Así la Sentencia Constitucional Nº 1061/2015-S2 de 26 de octubre, definió lo siguiente: “Pues bien, al estar fijados los entendimientos desarrollados precedentemente, los fundamentos de la SC 1716/2010-R, no constituyen argumentos suficientes para determinar que la única autoridad competente para asumir el conocimiento de los incidentes de extinción de la acción penal, sean las autoridades jurisdiccionales que emitieron la sentencia de primera instancia, sino que, en virtud a lo establecido por el art. 44 del CPP, Él juez o tribunal que sea competente para conocer de un proceso penal, lo será también para decidir todas las cuestiones e incidentes que se susciten en el curso de su tramitación, así como para dictar las resoluciones respectivas y ejecutarlas”.
“En este sentido, es menester dejar establecido que, la autoridad competente para asumir el conocimiento y resolver los incidentes de extinción de la acción penal, ya sea por duración máxima del proceso o por prescripción, es el juez o Tribunal donde radica la causa principal, así, si el planteamiento de la excepción se da en etapa de apelación o casación, las decisiones emergentes de las salas penales y del Tribunal Supremo de Justicia, en virtud los entendimientos plasmados precedentemente, pero fundamentalmente por la naturaleza de la etapa procesal, no admiten impugnación; en efecto, lo que se pretende es evitar las exageradas dilaciones que conllevan las peticiones y envíos de expedientes entre el Tribunal Supremo de Justicia y los tribunales o jueces conocedores de la causa principal, que a cuya consecuencia, en muchos casos, se han postergado innecesariamente las decisiones oportunas en cuanto al fondo del proceso se refiere, muchas veces por las comunicaciones inoportunas de los jueces y tribunales conocedores de la causa principal, como ocurrió en el caso analizado; asimismo, como se expresó, la interposición de los incidentes ante las prenombradas autoridades, en la práctica sirvió para paralizar el pronunciamiento de fondo, ya que inclusive, estando sorteada la causa, el máximo Tribunal de justicia ordinaria, se vio impedido de emitir la resolución mientras no esté resuelta la excepción ante el Juez de instancia, lo que sin duda constituye una clara vulneración de los derechos a ser juzgado dentro de un plazo razonable, de acceso a la justicia y una afrenta a la vigencia del principio de celeridad y también de concentración de actos”.

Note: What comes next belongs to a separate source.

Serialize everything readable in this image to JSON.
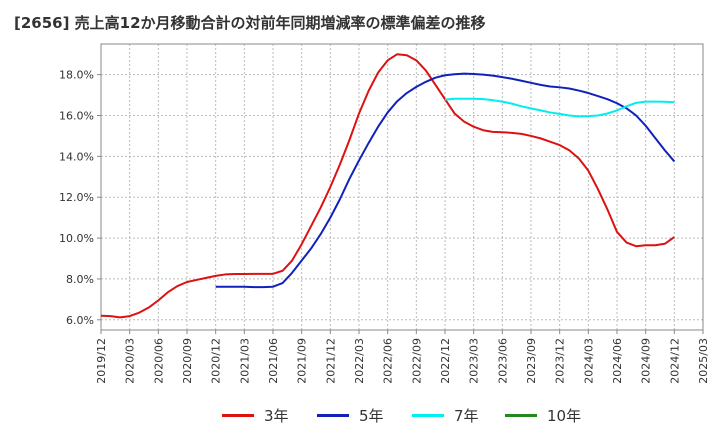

“En este sentido, cuando el justiciable decida plantear extinción de la acción penal por duración máxima del proceso, deberá formularlo ante el Juez o Tribunal que conoce la causa principal; sin embargo, también es imperioso aclarar que, si el incidente fuere suscitado ante el Juez de Instrucción en lo Penal o, ante los Tribunales o Jueces de Sentencia Penal, sus decisiones efectivamente son impugnables, ya que la naturaleza de la etapa procesal así lo permite. El presente entendimiento implica la reconducción de la línea jurisprudencial establecida en la SC 1716/2010-R a los entendimientos asumidos en la SC `0245/2006´, que emergió de los razonamientos establecidos en las SSCC `0101/2004, 1868/2004-R, 0036/2005, 0105-R, 1365/2005-R´ y AC 0079/2004-ECA.”
En el marco del razonamiento vertido, se tiene que, al haberse presentado el incidente de extinción de la acción penal por prescripción, estando radicada la causa en este Tribunal de casación, corresponde emitir pronunciamiento previo debidamente fundamentado y motivado, ya sea declarando fundada o infundada la pretensión extintiva.
IV.3. De la base legal y jurisprudencial sobre la extinción de la acción penal por prescripción y la calificación del tipo penal juzgado en el caso.
La prescripción, vista desde el régimen procesal es la cesación de la potestad punitiva del Estado o ejercida por particulares, en las situaciones que por Ley así corresponda; en estos casos, el Estado declina el ejercicio de esa potestad y el derecho de aplicar una determinada pena, o hacer ejecutar la pena impuesta en un caso concreto, aspecto que tiene su origen en la necesidad de respetar el principio de seguridad jurídica de las personas.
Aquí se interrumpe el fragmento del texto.